With increased fame, Rogowski admits it’s harder to hold onto his privacy, but he has, so far, maintained a method that works when his personal life comes up: “People can always ask, but I won’t answer.” He concedes that the attention will ramp up when his future films come out, including a starring role in Andrea Arnold’s next feature.

“We finished filming!” he exclaims. “There’s an incredible transformation happening in this [coming-of-age] movie. It is, as with other Andrea Arnold movies, set in a violent, working-class background.
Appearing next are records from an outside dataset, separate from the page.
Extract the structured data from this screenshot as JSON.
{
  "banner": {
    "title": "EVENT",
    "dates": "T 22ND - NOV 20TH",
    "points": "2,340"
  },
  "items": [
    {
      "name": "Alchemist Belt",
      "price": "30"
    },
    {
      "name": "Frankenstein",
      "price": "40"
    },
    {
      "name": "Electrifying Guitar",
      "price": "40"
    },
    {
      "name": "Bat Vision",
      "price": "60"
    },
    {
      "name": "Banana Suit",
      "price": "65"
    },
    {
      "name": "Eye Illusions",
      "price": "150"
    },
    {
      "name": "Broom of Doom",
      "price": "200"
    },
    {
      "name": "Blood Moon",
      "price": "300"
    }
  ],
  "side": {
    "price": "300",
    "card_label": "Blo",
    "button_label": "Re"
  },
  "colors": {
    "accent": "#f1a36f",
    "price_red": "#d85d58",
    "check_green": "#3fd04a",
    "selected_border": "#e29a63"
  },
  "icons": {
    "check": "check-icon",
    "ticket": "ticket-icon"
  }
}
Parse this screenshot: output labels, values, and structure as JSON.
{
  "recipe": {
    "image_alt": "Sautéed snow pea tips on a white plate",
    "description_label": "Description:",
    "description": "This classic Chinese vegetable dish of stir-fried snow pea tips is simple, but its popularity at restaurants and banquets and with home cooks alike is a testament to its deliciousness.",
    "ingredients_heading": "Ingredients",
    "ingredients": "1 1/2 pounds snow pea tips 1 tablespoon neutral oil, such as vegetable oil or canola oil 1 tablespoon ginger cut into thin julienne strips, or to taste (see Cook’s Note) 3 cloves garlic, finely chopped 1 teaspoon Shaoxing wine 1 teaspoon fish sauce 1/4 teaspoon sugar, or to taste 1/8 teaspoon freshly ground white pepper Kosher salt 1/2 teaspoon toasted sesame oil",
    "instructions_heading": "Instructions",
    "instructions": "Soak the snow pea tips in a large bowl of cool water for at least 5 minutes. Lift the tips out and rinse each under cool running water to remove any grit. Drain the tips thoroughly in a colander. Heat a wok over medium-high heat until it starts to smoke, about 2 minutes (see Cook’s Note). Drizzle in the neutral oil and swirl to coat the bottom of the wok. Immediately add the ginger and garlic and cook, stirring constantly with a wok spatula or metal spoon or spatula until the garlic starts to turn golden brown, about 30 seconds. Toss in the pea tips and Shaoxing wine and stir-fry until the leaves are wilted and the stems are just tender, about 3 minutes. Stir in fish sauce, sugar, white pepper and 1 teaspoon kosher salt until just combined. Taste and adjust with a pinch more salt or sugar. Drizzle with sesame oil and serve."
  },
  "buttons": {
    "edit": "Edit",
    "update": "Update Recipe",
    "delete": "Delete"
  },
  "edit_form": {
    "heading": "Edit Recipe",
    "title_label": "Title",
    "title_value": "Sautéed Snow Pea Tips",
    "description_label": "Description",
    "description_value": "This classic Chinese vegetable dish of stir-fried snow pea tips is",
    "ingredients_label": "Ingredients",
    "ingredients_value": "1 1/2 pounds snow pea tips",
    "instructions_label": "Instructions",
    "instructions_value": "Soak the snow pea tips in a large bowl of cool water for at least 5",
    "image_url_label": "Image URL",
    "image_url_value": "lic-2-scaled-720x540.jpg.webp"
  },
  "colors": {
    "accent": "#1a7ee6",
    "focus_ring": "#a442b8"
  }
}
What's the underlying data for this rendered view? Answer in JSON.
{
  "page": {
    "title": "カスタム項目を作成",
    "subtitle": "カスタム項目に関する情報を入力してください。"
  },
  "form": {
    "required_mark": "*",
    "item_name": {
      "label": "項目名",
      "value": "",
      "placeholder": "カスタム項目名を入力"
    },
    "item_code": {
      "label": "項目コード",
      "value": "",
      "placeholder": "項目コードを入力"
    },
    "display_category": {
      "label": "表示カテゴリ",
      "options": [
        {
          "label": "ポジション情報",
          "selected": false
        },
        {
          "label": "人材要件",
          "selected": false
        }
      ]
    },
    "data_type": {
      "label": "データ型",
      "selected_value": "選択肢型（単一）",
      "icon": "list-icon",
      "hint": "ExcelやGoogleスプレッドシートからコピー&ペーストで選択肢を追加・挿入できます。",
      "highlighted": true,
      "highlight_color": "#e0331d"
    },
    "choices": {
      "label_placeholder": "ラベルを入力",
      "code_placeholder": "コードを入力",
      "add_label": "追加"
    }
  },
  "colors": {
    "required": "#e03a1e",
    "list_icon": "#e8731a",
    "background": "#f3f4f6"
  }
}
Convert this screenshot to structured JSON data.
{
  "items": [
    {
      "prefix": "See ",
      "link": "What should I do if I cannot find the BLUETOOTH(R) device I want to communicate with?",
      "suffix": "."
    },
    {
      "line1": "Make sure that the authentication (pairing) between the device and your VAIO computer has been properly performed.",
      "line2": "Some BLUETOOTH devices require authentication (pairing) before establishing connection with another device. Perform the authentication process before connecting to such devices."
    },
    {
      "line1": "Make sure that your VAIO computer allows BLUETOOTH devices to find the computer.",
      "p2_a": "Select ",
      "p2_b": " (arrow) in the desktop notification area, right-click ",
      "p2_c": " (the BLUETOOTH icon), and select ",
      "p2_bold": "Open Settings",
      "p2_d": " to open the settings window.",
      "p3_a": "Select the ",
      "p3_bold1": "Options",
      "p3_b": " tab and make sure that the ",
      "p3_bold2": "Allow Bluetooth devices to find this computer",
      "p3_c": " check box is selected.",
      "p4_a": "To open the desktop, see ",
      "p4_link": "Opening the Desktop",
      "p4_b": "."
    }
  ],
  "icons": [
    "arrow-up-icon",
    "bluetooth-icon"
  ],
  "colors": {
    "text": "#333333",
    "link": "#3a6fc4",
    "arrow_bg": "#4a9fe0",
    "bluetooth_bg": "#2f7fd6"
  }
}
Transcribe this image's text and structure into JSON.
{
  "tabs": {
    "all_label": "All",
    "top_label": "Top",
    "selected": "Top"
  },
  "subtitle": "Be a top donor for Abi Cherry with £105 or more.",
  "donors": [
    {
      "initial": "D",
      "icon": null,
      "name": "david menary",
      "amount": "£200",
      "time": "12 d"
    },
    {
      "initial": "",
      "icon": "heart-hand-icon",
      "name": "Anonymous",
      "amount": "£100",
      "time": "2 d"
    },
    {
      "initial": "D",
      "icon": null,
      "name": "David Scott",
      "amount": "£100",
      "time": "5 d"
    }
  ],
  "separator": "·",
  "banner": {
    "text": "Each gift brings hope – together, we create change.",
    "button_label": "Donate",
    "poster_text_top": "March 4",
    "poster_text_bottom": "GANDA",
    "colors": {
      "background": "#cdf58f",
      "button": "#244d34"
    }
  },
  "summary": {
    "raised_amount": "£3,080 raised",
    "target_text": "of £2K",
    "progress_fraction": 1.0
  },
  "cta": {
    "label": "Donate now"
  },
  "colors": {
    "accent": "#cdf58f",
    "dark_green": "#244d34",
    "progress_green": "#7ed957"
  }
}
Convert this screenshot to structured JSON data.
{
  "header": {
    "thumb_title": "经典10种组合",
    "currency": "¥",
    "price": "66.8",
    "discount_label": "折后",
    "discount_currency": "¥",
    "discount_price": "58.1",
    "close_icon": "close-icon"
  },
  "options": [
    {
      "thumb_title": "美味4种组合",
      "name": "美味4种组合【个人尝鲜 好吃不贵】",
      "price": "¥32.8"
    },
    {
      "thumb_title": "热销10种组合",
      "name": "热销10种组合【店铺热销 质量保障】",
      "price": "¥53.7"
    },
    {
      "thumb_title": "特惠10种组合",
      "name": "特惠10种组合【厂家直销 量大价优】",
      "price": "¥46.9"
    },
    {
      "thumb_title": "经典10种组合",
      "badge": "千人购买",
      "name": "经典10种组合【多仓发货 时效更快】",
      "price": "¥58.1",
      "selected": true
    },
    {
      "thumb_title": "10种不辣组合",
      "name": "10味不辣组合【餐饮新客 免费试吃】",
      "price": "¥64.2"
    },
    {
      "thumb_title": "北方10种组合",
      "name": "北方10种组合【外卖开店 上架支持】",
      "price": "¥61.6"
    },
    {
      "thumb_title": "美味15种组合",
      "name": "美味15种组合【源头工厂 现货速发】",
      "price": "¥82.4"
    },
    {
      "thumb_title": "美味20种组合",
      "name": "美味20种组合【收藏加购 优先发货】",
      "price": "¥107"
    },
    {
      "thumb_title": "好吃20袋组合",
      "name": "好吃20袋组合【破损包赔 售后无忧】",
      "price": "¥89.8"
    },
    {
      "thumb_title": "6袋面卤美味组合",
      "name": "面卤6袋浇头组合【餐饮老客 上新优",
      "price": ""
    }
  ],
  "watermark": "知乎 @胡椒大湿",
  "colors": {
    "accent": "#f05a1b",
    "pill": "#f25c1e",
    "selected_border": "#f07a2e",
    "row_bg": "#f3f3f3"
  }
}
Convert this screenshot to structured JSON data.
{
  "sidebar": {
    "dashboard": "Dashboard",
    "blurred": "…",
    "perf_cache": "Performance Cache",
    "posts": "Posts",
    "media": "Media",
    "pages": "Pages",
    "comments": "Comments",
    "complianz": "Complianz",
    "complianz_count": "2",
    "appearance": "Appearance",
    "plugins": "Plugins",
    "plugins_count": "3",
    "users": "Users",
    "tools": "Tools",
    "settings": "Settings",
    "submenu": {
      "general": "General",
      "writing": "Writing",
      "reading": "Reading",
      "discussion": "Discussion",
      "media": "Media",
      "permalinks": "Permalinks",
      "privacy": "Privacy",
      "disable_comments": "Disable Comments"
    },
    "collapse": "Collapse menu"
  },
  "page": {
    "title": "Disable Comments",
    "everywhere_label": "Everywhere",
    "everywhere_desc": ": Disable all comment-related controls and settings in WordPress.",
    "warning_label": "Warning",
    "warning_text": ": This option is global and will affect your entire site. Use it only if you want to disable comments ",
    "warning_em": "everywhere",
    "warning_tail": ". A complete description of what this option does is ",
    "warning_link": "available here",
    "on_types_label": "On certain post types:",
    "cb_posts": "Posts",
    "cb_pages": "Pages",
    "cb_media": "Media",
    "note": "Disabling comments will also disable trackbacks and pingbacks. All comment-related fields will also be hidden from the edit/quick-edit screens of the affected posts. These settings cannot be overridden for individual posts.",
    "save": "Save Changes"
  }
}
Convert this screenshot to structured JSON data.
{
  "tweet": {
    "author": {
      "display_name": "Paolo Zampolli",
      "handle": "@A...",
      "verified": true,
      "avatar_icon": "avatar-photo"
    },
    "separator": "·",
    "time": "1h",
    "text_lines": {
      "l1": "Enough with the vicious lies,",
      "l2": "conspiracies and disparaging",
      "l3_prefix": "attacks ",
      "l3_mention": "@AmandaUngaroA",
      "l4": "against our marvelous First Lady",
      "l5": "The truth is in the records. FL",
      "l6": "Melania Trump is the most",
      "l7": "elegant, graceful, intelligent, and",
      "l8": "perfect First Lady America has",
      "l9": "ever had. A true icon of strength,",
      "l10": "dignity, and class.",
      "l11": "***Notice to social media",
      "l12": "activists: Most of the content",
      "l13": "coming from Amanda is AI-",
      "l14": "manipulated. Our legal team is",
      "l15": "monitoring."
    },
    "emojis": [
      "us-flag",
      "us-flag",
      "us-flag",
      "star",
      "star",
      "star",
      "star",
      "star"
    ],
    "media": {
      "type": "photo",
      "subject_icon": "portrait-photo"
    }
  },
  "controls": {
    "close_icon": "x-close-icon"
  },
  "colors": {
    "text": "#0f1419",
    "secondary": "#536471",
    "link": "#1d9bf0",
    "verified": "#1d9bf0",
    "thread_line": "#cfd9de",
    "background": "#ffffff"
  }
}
It’s dealing with her past, her very personal past, but there’s also something heightened and almost fairytale-ish about it. It’s called Bird, and we maybe see a bird.”

Regardless of what happens in it, Rogowski will undoubtedly use his body like, in his words, a sculpture. Upon further explanation, the actor describes the sofa we’re sharing, and our two bodies on it, as a single unit. “Every line I say, you nod and smile,” he says, chuckling when I involuntarily nod and smile like he predicted. “That’s just who we are right now. When I feel these sculptures, it feels liberating, because the concept of my individual self dissolves into something connective.

“Often the emotional drama of a character is very human, and therefore very limited and repetitive. We always want the same things. Nobody asked to be born, and then we die, and we struggle in between. But there’s stories that are more universal and timeless to do with time, space, rhythm, and pairs – like light and darkness, silence and speaking, life and death. A sculpture often creates more space towards abstract concepts. I just feel limited when it’s about me trying to love, live, and be successful. What human beings want is always the same.”

And even if he doesn’t want to dance in future movies, the dance background will always be in his DNA. “In dance, you work with universal concepts, like the architecture of your body. You don’t say any lines. You jump around, you fall on the floor, you sweat. Often, you’re in pain, but not in psychological pain – your body aches. I think I’ve translated those concepts into my acting – even though I have to say a line here and there.”